Publié le par Hubert Mansion

« Il serait à désirer qu’il revînt dans l’usage et chassât soixante-dix » disait Littré à propos du mot septante. A défaut de revenir en France, pourquoi ne commencerait-il pas à renaître au Québec ?

Au XVIIème siècle, le Dictionnaire de l’Académie française (1694) le considère déjà comme vieilli et précise qu’Il n'a guère d'usage que dans les supputations d'Arithmétique.  Mais Voltaire employait encore septante ainsi que Molière, de temps en temps.

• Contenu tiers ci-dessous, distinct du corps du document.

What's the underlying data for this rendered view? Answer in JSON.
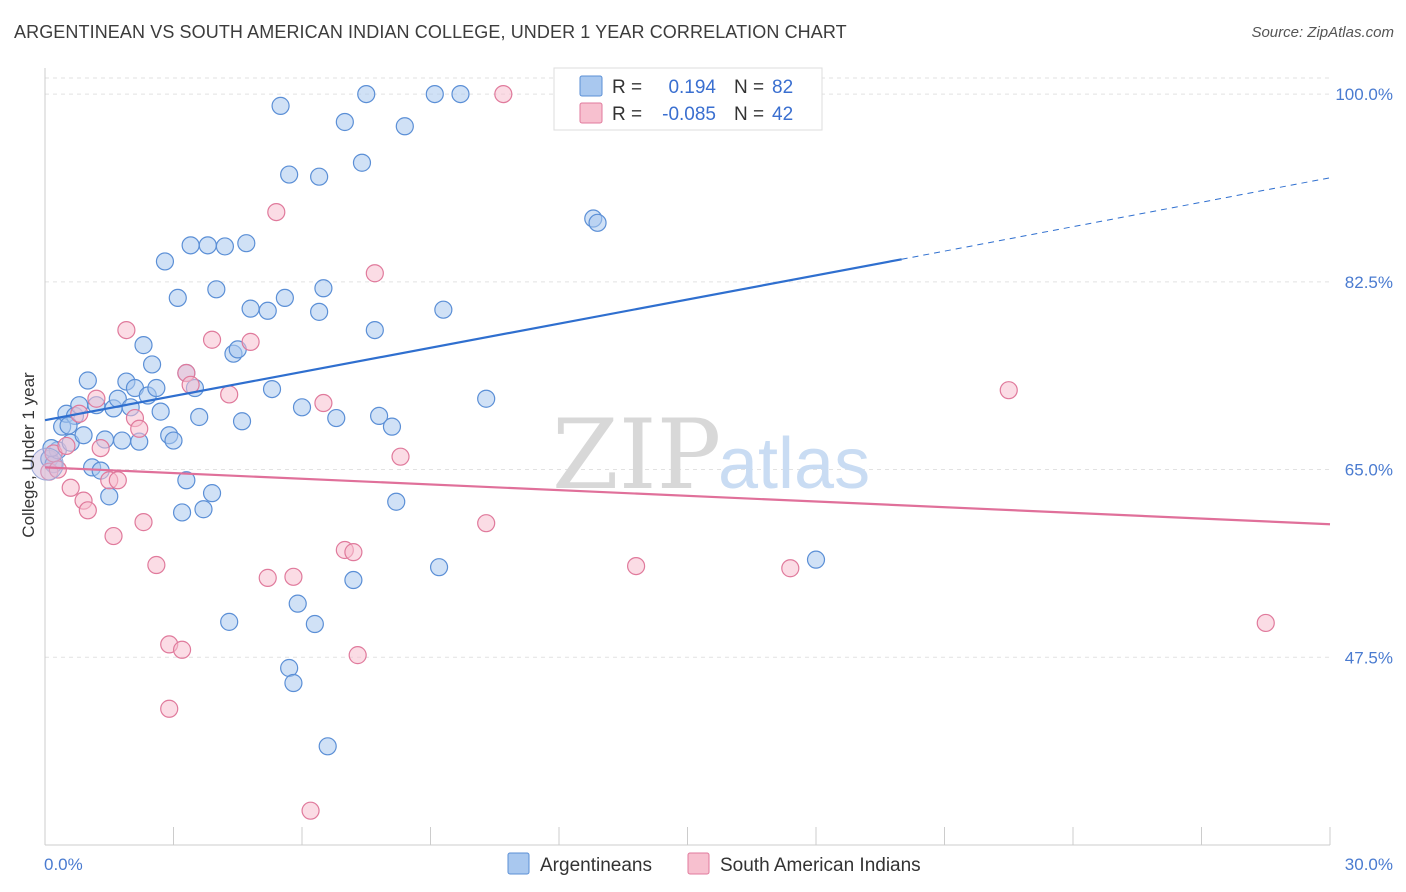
{
  "title": "ARGENTINEAN VS SOUTH AMERICAN INDIAN COLLEGE, UNDER 1 YEAR CORRELATION CHART",
  "source": "Source: ZipAtlas.com",
  "watermark": {
    "zip": "ZIP",
    "atlas": "atlas"
  },
  "legend": {
    "r_label": "R =",
    "n_label": "N =",
    "series": [
      {
        "name": "Argentineans",
        "r": "0.194",
        "n": "82",
        "fill": "#a9c8ef",
        "stroke": "#5b8fd6"
      },
      {
        "name": "South American Indians",
        "r": "-0.085",
        "n": "42",
        "fill": "#f7c0cf",
        "stroke": "#e07a9c"
      }
    ]
  },
  "chart_data": {
    "type": "scatter",
    "title": "ARGENTINEAN VS SOUTH AMERICAN INDIAN COLLEGE, UNDER 1 YEAR CORRELATION CHART",
    "xlabel": "",
    "ylabel": "College, Under 1 year",
    "xlim": [
      0,
      30
    ],
    "ylim": [
      30.0,
      101.5
    ],
    "x_tick_labels": [
      "0.0%",
      "30.0%"
    ],
    "y_ticks": [
      {
        "value": 100.0,
        "label": "100.0%"
      },
      {
        "value": 82.5,
        "label": "82.5%"
      },
      {
        "value": 65.0,
        "label": "65.0%"
      },
      {
        "value": 47.5,
        "label": "47.5%"
      }
    ],
    "series": [
      {
        "name": "Argentineans",
        "color": "#5b8fd6",
        "fill": "#a9c8ef",
        "trend": {
          "x0": 0.0,
          "y0": 69.6,
          "x1": 20.0,
          "y1": 84.6,
          "dash_to_x": 30.0,
          "dash_to_y": 92.2,
          "color": "#2f6fcf"
        },
        "points": [
          [
            0.1,
            66.0
          ],
          [
            0.2,
            65.5
          ],
          [
            0.3,
            66.8
          ],
          [
            0.4,
            69.0
          ],
          [
            0.5,
            70.2
          ],
          [
            0.6,
            67.5
          ],
          [
            0.7,
            70.0
          ],
          [
            0.8,
            71.0
          ],
          [
            0.9,
            68.2
          ],
          [
            1.0,
            73.3
          ],
          [
            1.1,
            65.2
          ],
          [
            1.2,
            71.0
          ],
          [
            1.3,
            64.9
          ],
          [
            1.4,
            67.8
          ],
          [
            1.5,
            62.5
          ],
          [
            1.6,
            70.7
          ],
          [
            1.7,
            71.6
          ],
          [
            1.8,
            67.7
          ],
          [
            1.9,
            73.2
          ],
          [
            2.0,
            70.8
          ],
          [
            2.1,
            72.6
          ],
          [
            2.2,
            67.6
          ],
          [
            2.3,
            76.6
          ],
          [
            2.4,
            71.9
          ],
          [
            2.5,
            74.8
          ],
          [
            2.6,
            72.6
          ],
          [
            2.7,
            70.4
          ],
          [
            2.8,
            84.4
          ],
          [
            2.9,
            68.2
          ],
          [
            3.0,
            67.7
          ],
          [
            3.1,
            81.0
          ],
          [
            3.2,
            61.0
          ],
          [
            3.3,
            74.0
          ],
          [
            3.3,
            64.0
          ],
          [
            3.4,
            85.9
          ],
          [
            3.5,
            72.6
          ],
          [
            3.6,
            69.9
          ],
          [
            3.7,
            61.3
          ],
          [
            3.8,
            85.9
          ],
          [
            3.9,
            62.8
          ],
          [
            4.0,
            81.8
          ],
          [
            4.2,
            85.8
          ],
          [
            4.3,
            50.8
          ],
          [
            4.4,
            75.8
          ],
          [
            4.5,
            76.2
          ],
          [
            4.6,
            69.5
          ],
          [
            4.7,
            86.1
          ],
          [
            4.8,
            80.0
          ],
          [
            5.2,
            79.8
          ],
          [
            5.3,
            72.5
          ],
          [
            5.5,
            98.9
          ],
          [
            5.6,
            81.0
          ],
          [
            5.7,
            46.5
          ],
          [
            5.7,
            92.5
          ],
          [
            5.8,
            45.1
          ],
          [
            5.9,
            52.5
          ],
          [
            6.0,
            70.8
          ],
          [
            6.3,
            50.6
          ],
          [
            6.4,
            79.7
          ],
          [
            6.4,
            92.3
          ],
          [
            6.5,
            81.9
          ],
          [
            6.6,
            39.2
          ],
          [
            6.8,
            69.8
          ],
          [
            7.0,
            97.4
          ],
          [
            7.2,
            54.7
          ],
          [
            7.4,
            93.6
          ],
          [
            7.5,
            100.0
          ],
          [
            7.7,
            78.0
          ],
          [
            7.8,
            70.0
          ],
          [
            8.1,
            69.0
          ],
          [
            8.2,
            62.0
          ],
          [
            8.4,
            97.0
          ],
          [
            9.1,
            100.0
          ],
          [
            9.2,
            55.9
          ],
          [
            9.3,
            79.9
          ],
          [
            9.7,
            100.0
          ],
          [
            10.3,
            71.6
          ],
          [
            12.8,
            88.4
          ],
          [
            12.9,
            88.0
          ],
          [
            18.0,
            56.6
          ],
          [
            0.15,
            67.0
          ],
          [
            0.55,
            69.1
          ]
        ]
      },
      {
        "name": "South American Indians",
        "color": "#e07a9c",
        "fill": "#f7c0cf",
        "trend": {
          "x0": 0.0,
          "y0": 65.2,
          "x1": 30.0,
          "y1": 59.9,
          "color": "#e0709a"
        },
        "points": [
          [
            0.1,
            64.8
          ],
          [
            0.2,
            66.5
          ],
          [
            0.3,
            65.0
          ],
          [
            0.5,
            67.2
          ],
          [
            0.6,
            63.3
          ],
          [
            0.8,
            70.2
          ],
          [
            0.9,
            62.1
          ],
          [
            1.0,
            61.2
          ],
          [
            1.2,
            71.6
          ],
          [
            1.3,
            67.0
          ],
          [
            1.5,
            64.0
          ],
          [
            1.6,
            58.8
          ],
          [
            1.7,
            64.0
          ],
          [
            1.9,
            78.0
          ],
          [
            2.1,
            69.8
          ],
          [
            2.2,
            68.8
          ],
          [
            2.3,
            60.1
          ],
          [
            2.6,
            56.1
          ],
          [
            2.9,
            48.7
          ],
          [
            2.9,
            42.7
          ],
          [
            3.2,
            48.2
          ],
          [
            3.3,
            74.0
          ],
          [
            3.4,
            72.9
          ],
          [
            3.9,
            77.1
          ],
          [
            4.3,
            72.0
          ],
          [
            4.8,
            76.9
          ],
          [
            5.2,
            54.9
          ],
          [
            5.4,
            89.0
          ],
          [
            5.8,
            55.0
          ],
          [
            6.2,
            33.2
          ],
          [
            6.5,
            71.2
          ],
          [
            7.0,
            57.5
          ],
          [
            7.2,
            57.3
          ],
          [
            7.3,
            47.7
          ],
          [
            7.7,
            83.3
          ],
          [
            8.3,
            66.2
          ],
          [
            10.3,
            60.0
          ],
          [
            10.7,
            100.0
          ],
          [
            13.8,
            56.0
          ],
          [
            17.4,
            55.8
          ],
          [
            22.5,
            72.4
          ],
          [
            28.5,
            50.7
          ]
        ]
      }
    ]
  }
}
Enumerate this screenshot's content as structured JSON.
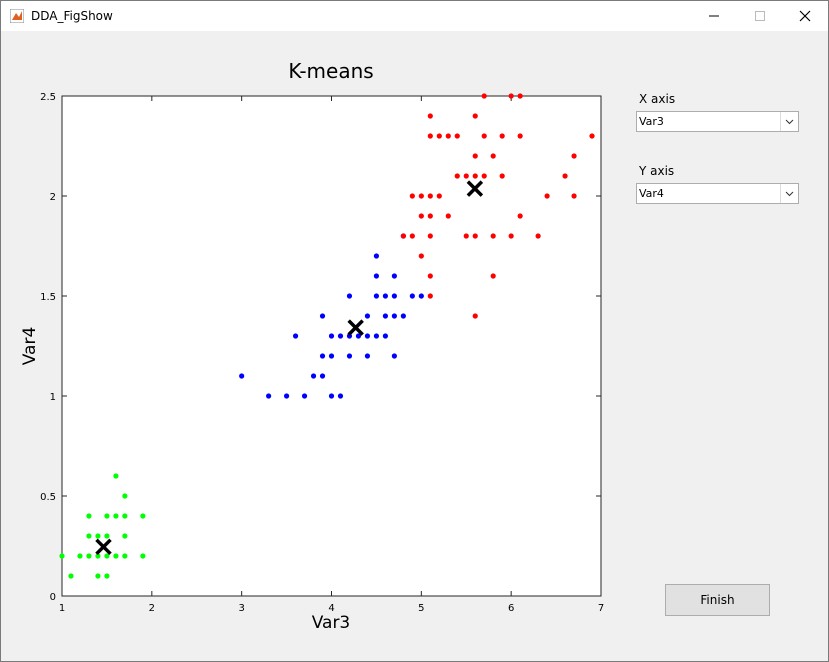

Pourtant le mot avait commencé à disparaître à partir du XVème siècle au profit de soixante-dix,  car l’Ouest de la France, comptant traditionnellement par vingt (quatre-vingt, six-vingt ) avait peu à peu contaminé la France en passant par Paris, et tout en se heurtant à  une résistance de l’Est dont certains habitants continuent aujourd’hui à dire septante, comme en Belgique et en Suisse. Si le terme  septante, vieilli,  n’est pas passé au Canada au contraire de tant d’autres, c’est parce que  les émigrants provenaient principalement de l’Ouest et du Centre de la France, régions du soixante-dix.  On retrouve néanmoins deux attestations de septante en Nouvelle-Écosse. Et en voici une de plus.